Um den erschwerten Rahmenbedingungen zum Trotz sein Studio am Laufen zu halten, nahm Walt Disney von seinen fast megalomanischen künstlerischen Bestrebungen Abstand und öffnete sich der Vorstellung von weniger aufwändigen Langfilmen mit simplerer Optik (wie Dumbo) und von Produktionen mit abendfüllender Laufzeit, die aus mehreren lose zusammengehaltenen Kurzsegmenten bestehen. Die erste dieser Kompilationen diente zudem, das öffentliche Interesse am Tagewerk hinter den Pforten zum Disney-Studio zu bedienen: The Reluctant Dragon verband Kenneth Grahames Geschichte eines Drachen wider Willen, die Story eines überintelligenten Babys sowie die Geburtsstunde von Goofys How to ...-Reihe dank einer Rahmenerzählung, in der Radiogröße Robert Benchley eine (durch und durch geskriptete und gestellte) Tour durch die Arbeitsabteilungen Disneys erhält, zu einem filmischen Gesamtpaket.
Rund 40 der 74 Minuten Laufzeit sind animiert, dennoch verzichtete man darauf, den für 600.000 Dollar innerhalb von knapp sechs Wochen runterproduzierten Film als Walts großen neuen Kinoklassiker zu bewerben. Auch mit etwas Abstand blieb diese filmische Notlösung, für die Fox-Vertragsregisseur Alfred Werker herbeigeholt wurde um die Realfilmsequenzen zu drehen, ein schwarzes Schaf in der disneyschen Filmfamilie: Im Gegensatz zu den meisten anderen Langfilmen erfuhr The Reluctant Dragon keine Wiederaufführung im Kino und die Heimkino-Auswertungen.
Bereits im Jahre 1942 fand eine weitere von gezeichneten Kurzfilmen unterbrochene Realfilmtour den Weg in die Kinos: Saludos Amigos, das erste Produkt von Disneys "Good Will Tour" nach Lateinamerika, wurde jedoch auf Postern als Walt Disneys neuster (und heiterster) Langfilm gepriesen. Dass der 42-minütige Reisefilm zum "Meisterwerk" befördert wurde, während die Führung durch das Disney-Studio in der Filmographie des Konzerns unter "Sonstiges" landete, erhielt niemals eine offizielle Erklärung. Plausibel erscheint, dass in Saludos Amigos das Filmmaterial von der Reise der Disney-Künstler bloß einen Rahmen darstellt, in The Reluctant Dragon ist Benchleys Besichtigung des Disney-Geländes derweil ihre eigene Storyline für sich und sogar, je nach Sichtweise, das Hauptverkaufsargument des Films.

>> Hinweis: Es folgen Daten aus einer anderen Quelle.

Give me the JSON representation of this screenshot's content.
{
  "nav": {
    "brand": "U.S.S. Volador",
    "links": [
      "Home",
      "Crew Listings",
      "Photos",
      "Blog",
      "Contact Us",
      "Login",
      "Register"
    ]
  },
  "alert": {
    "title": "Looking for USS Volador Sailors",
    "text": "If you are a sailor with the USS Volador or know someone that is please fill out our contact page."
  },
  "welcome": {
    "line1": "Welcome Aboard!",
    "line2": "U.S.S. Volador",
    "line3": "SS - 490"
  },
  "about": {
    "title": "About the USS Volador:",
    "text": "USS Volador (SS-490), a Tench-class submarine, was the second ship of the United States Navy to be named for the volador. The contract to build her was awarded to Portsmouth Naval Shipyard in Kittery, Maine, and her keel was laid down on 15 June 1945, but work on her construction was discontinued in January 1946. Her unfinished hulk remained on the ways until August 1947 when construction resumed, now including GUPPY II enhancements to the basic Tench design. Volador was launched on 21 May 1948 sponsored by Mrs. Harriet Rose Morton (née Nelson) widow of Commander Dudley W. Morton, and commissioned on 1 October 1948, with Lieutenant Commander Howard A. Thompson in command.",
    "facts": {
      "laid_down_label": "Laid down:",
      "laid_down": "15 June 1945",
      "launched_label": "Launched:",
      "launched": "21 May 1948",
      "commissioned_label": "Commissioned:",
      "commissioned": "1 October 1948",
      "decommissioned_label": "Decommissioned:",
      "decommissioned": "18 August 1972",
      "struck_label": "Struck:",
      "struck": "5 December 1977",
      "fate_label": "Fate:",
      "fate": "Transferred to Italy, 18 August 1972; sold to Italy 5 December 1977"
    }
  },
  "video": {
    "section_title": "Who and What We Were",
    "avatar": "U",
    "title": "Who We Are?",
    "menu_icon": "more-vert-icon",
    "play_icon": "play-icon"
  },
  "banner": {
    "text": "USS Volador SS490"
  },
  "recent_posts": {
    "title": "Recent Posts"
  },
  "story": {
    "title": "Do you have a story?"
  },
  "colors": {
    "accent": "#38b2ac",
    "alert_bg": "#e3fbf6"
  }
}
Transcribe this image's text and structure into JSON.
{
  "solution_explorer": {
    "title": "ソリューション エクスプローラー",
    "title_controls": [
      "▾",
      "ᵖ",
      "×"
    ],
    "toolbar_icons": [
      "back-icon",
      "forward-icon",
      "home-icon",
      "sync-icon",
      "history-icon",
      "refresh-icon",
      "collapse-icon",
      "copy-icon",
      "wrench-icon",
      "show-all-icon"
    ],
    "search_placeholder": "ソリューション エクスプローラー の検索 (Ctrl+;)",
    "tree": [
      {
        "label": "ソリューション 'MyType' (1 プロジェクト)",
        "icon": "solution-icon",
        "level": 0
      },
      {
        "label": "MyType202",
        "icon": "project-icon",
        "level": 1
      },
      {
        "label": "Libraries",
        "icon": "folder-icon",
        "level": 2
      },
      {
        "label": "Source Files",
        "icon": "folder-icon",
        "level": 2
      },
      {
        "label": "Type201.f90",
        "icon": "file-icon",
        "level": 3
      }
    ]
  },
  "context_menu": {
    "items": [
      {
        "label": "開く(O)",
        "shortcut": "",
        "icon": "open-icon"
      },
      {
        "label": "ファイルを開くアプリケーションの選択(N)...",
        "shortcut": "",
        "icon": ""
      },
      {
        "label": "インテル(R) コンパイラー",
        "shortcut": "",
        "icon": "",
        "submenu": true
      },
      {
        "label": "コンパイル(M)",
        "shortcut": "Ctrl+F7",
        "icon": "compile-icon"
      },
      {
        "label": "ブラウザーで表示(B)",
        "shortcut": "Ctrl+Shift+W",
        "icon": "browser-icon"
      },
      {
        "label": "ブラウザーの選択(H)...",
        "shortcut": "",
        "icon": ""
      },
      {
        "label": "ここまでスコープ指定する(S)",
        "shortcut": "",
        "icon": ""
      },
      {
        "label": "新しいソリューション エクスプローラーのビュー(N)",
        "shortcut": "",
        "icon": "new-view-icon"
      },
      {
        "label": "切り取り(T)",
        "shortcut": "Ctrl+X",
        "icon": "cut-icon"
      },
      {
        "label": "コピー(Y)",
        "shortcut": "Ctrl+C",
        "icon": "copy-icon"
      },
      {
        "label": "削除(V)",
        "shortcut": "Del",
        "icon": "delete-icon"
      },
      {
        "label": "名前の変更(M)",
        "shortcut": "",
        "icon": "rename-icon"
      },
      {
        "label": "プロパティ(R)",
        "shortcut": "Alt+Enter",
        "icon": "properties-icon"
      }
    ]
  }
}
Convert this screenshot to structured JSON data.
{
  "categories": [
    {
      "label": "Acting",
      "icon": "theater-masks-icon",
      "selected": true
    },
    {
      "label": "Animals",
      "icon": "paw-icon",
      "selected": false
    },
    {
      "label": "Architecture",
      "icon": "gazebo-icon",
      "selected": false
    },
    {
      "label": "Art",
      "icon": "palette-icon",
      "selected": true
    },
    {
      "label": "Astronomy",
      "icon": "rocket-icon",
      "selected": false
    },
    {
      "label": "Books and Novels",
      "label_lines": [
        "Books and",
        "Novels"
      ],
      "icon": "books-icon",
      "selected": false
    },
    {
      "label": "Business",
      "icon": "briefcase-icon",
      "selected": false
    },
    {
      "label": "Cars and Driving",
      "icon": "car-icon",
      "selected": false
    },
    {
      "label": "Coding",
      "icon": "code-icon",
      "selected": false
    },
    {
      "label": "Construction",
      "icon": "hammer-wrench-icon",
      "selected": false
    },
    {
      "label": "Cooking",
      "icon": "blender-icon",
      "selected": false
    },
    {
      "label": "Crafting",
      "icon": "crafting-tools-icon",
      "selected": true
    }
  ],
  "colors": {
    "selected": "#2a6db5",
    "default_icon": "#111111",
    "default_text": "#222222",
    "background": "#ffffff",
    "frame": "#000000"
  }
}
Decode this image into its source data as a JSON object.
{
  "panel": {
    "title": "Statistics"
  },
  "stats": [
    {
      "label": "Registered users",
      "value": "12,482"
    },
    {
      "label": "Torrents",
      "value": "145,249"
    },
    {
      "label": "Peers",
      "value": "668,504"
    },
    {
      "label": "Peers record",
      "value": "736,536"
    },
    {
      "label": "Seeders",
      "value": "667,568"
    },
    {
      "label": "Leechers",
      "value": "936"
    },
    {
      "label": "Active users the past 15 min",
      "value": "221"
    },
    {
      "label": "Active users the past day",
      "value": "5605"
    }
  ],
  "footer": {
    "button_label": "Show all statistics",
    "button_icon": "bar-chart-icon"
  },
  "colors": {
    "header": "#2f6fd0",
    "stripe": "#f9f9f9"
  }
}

Einer der sonderbarsten, gleichfalls auch wichtigsten, Disney-Filme startete 1943: Die Dokumentation Victory Through Air Power, ein Passionsprojekt Walt Disneys, fasste die Geschichte der Fliegerei im Allgemeinen und des Luftkampfes im Speziellen zusammen, um abschließend auf Basis der Argumentation des Luftfahrtingenierus Alexander P. de Seversky eine Fürsprache für den Einsatz von Langstreckenflugzeugen im Kampf gegen die Achsenmächte im Zweiten Weltkrieg zu halten. Dass diese Produktion trotz ihrer animierten Sequenzen nicht in den Kanon aufgenommen wurde, sollte sich selbst erklären – der Film hat keine unterhaltende Narrative, sondern ist ein abendfüllendes Pendant zu Disneys Informationsfilmen, Zeichentrick diente nur zur Auflockerung und Veranschaulichung.
Ab 1946 expandierten die Disney-Studios allmählich in den Realfilmsektor. Der erste, primär eine mit realen Darstellern gefilmte erzählende Film aus dem Mäusestudio bezauberte aber zudem mit amüsanten Geschichten, die ihre Titelfigur erzählte und sich als Tricksegmente vor den Augen der Zuschauer ausbreiteten. Onkel Remus' Wunderland ist dennoch nicht mit Saludos Amigos oder Drei Caballeros zu vergleichen, die sich im Kanon befinden: Füllte in ersterem Reisefilmmaterial die Zeit zwischen den Cartoons und flogen im zweitgenannten Film Donald und seine Freunde zwischenzeitlich in reale Gegenden, so legt Onkel Remus' Wunderland sein Hauptaugenmerk auf die Geschichte eines sich einsam fühlenden Jungen, der sich mit einem weisen und humorvollen Märchenonkel anfreundet. Die Trickelemente sind inhaltlich die Stützen für die Beziehung zwischen den Hauptfiguren, nicht aber das Hauptelement. Selbst wenn die Rezeption den Fokus verschob.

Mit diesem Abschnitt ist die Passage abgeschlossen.